Comparing 7 Open-Source Models for RAG on City Data
undefined undefined, NaN
Founder, Zeever.ca
We ran 7 open-source models through the same benchmark suite and scored them with our LLM-as-judge. Every model got identical retrieved context so the only variable was the generation step. We wanted the best answer quality at the lowest cost for a system grounded in city government content.
Results
| Model | Relevance | Grounded | Citation | Latency | Cost |
|---|---|---|---|---|---|
| GPT-oss 120B(selected) | 0.94 | 1.00 | 0.83 | 5.8s | $0.006 |
| Kimi K2.5 | 0.88 | 0.96 | 0.96 | 6.3s | $0.041 |
| GLM-5 | 0.86 | 0.96 | 0.92 | 9.5s | $0.031 |
| DeepSeek v3.2 | 0.83 | 0.96 | 0.92 | 8.4s | $0.035 |
| Mixtral 8x22B | 0.82 | 0.92 | 0.71 | 3.9s | $0.022 |
| GLM-4.7 | 0.78 | 0.92 | 0.86 | 17.9s | $0.010 |
| DeepSeek v3.1 | 0.75 | 0.88 | 0.75 | 4.0s | $0.024 |
The surprise winner
GPT-oss 120B came out on top for relevance (0.94), hit perfect groundedness (1.00), and was the cheapest option by a wide margin ($0.006 for all benchmark prompts). About 7 times cheaper than the runner-up. We made it our default.
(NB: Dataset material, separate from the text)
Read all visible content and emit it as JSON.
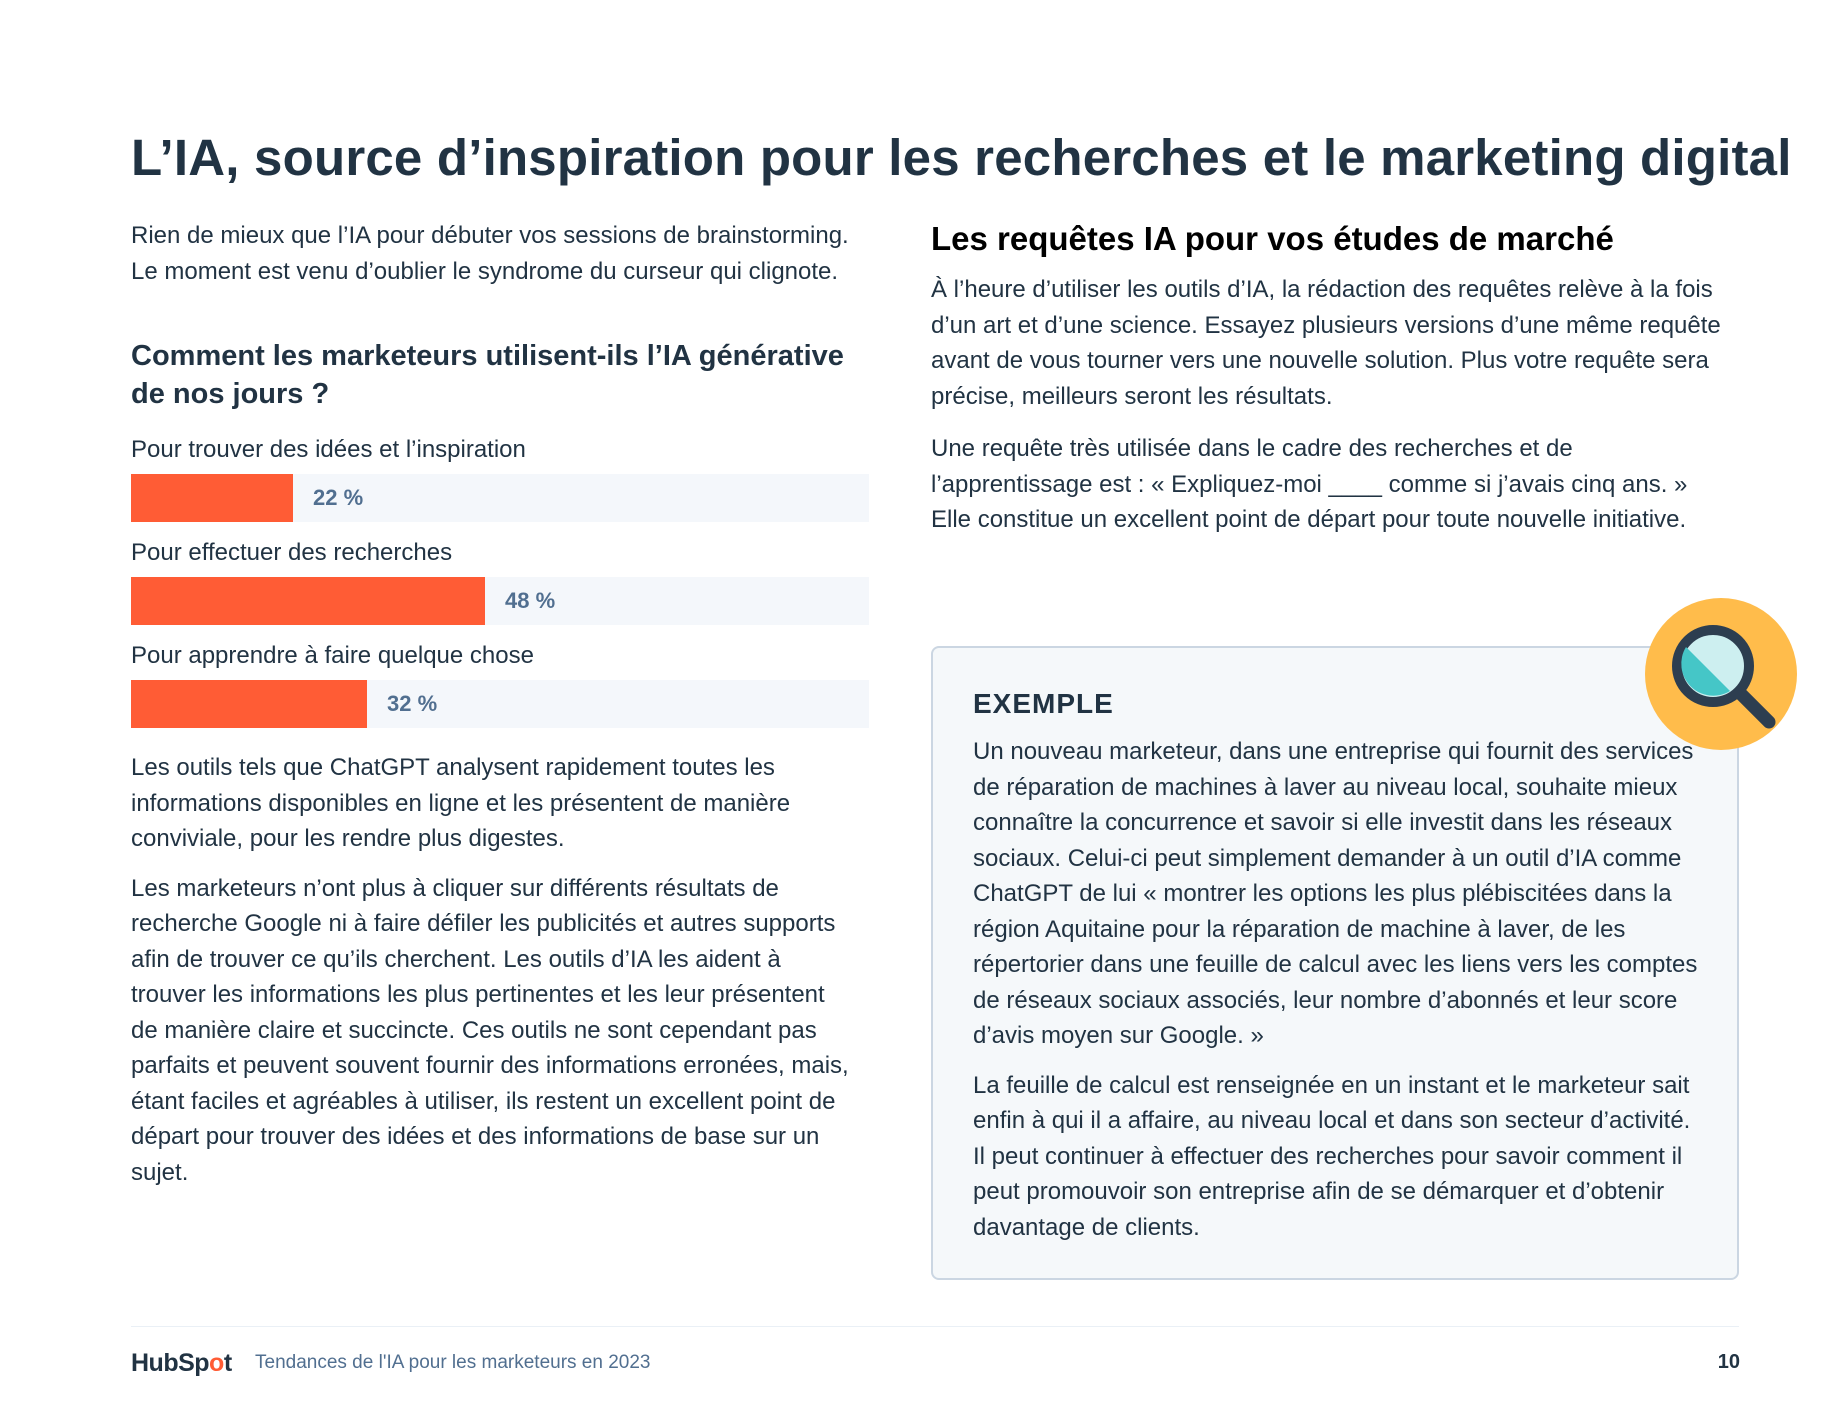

Kimi K2.5 had the best citation quality (0.96) but cost 7 times more. DeepSeek v3.1, which we originally started with, finished last on judge relevance.
Methodology
All models were accessed through Fireworks.ai on the same OpenAI-compatible API. Chunks are retrieved once and reused for every model, so score differences come purely from the generation step. The judge (GPT-oss 120B) evaluates all answers, including its own. We know there is a risk of self-evaluation bias and plan to test cross-model judging in future work.